The decades have not been kind to Taft. Hemmed in by oil fields, the town has little room to grow. Residents shop for deals half an hour away in bustling Bakersfield. Oil workers surge into town from Bakersfield each morning and surge right out again at night.

Thousands of pumps dot the desert around Taft, and many more are coming. With rocketing oil prices, companies have unplugged old wells that were once deemed too costly to operate. Development of new wells has set a pace nearly twice last year's. Chevron alone has tripled its investment in the area since 2004, budgeting more than $900 million this year to find and pump the oil left behind by previous booms.

"Folks are making big money around the oil patch," said Les Clark, a spokesman for the Independent Oil Producers Agency, an association of smaller oil businesses in Kern County.
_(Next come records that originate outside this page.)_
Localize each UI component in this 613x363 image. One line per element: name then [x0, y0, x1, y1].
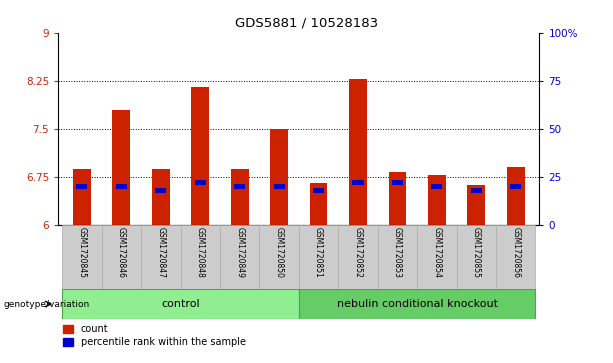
Bar [62, 225, 102, 289]
Text: GSM1720850: GSM1720850 [275, 227, 284, 278]
Text: genotype/variation: genotype/variation [3, 299, 89, 309]
Bar [195, 180, 206, 185]
Text: GSM1720851: GSM1720851 [314, 227, 323, 278]
Bar [428, 175, 446, 225]
Bar [417, 225, 457, 289]
Text: GSM1720845: GSM1720845 [77, 227, 86, 278]
Bar [378, 225, 417, 289]
Bar [220, 225, 259, 289]
Text: GSM1720847: GSM1720847 [156, 227, 166, 278]
Bar [349, 79, 367, 225]
Text: GSM1720856: GSM1720856 [511, 227, 520, 278]
Bar [112, 110, 130, 225]
Bar [457, 225, 496, 289]
Bar [234, 184, 245, 189]
Text: GSM1720849: GSM1720849 [235, 227, 244, 278]
Text: GSM1720848: GSM1720848 [196, 227, 205, 278]
Text: GSM1720846: GSM1720846 [117, 227, 126, 278]
Text: GSM1720853: GSM1720853 [393, 227, 402, 278]
Bar [310, 183, 327, 225]
Bar [155, 188, 166, 193]
Bar [141, 225, 180, 289]
Bar [299, 289, 536, 319]
Bar [152, 169, 170, 225]
Bar [432, 184, 443, 189]
Bar [259, 225, 299, 289]
Bar [299, 225, 338, 289]
Bar [510, 184, 521, 189]
Text: GSM1720854: GSM1720854 [432, 227, 441, 278]
Text: GSM1720852: GSM1720852 [354, 227, 362, 278]
Bar [116, 184, 127, 189]
Bar [496, 225, 536, 289]
Legend: count, percentile rank within the sample: count, percentile rank within the sample [63, 324, 246, 347]
Text: control: control [161, 299, 200, 309]
Bar [392, 180, 403, 185]
Bar [273, 184, 284, 189]
Bar [270, 129, 288, 225]
Bar [62, 289, 299, 319]
Bar [191, 87, 209, 225]
Bar [389, 172, 406, 225]
Text: GSM1720855: GSM1720855 [472, 227, 481, 278]
Bar [77, 184, 88, 189]
Bar [73, 169, 91, 225]
Text: nebulin conditional knockout: nebulin conditional knockout [337, 299, 498, 309]
Bar [102, 225, 141, 289]
Text: GDS5881 / 10528183: GDS5881 / 10528183 [235, 16, 378, 29]
Bar [468, 185, 485, 225]
Bar [352, 180, 364, 185]
Bar [338, 225, 378, 289]
Bar [507, 167, 525, 225]
Bar [180, 225, 220, 289]
Bar [313, 188, 324, 193]
Bar [471, 188, 482, 193]
Bar [231, 169, 248, 225]
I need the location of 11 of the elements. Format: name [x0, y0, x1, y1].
Mom-and-pop companies are reviving wells they had shut down because the electricity to pump out the oil cost more than the oil was worth, he said.

In recent years, the oil business has been very good to people like Bruce Holmes. On a century-old oil field in nearby Maricopa, he is moved to grand oratory when contemplating the bad rap oil gets, particularly in communities along the coast.

"Environmentalists live their lives in helium-filled balloons balanced on the backs of the taxpayers," he says. "The oilman, the bootlegger, the pornographer: People utilize the services we provide, then curse us for providing them."

Standing beside a well he sank on what was once his grandfather's homestead, he said he'd had his share of financial ups and downs. At 67, he's up: He scraped together $250,000 to drill five years ago, when oil went for $25 a barrel or less.

Now it fetches roughly five times that, bringing Holmes $3,000 a day -- enough, he said with an earnest deadpan, "to put beer on the table and keep my Roxy in dog biscuits."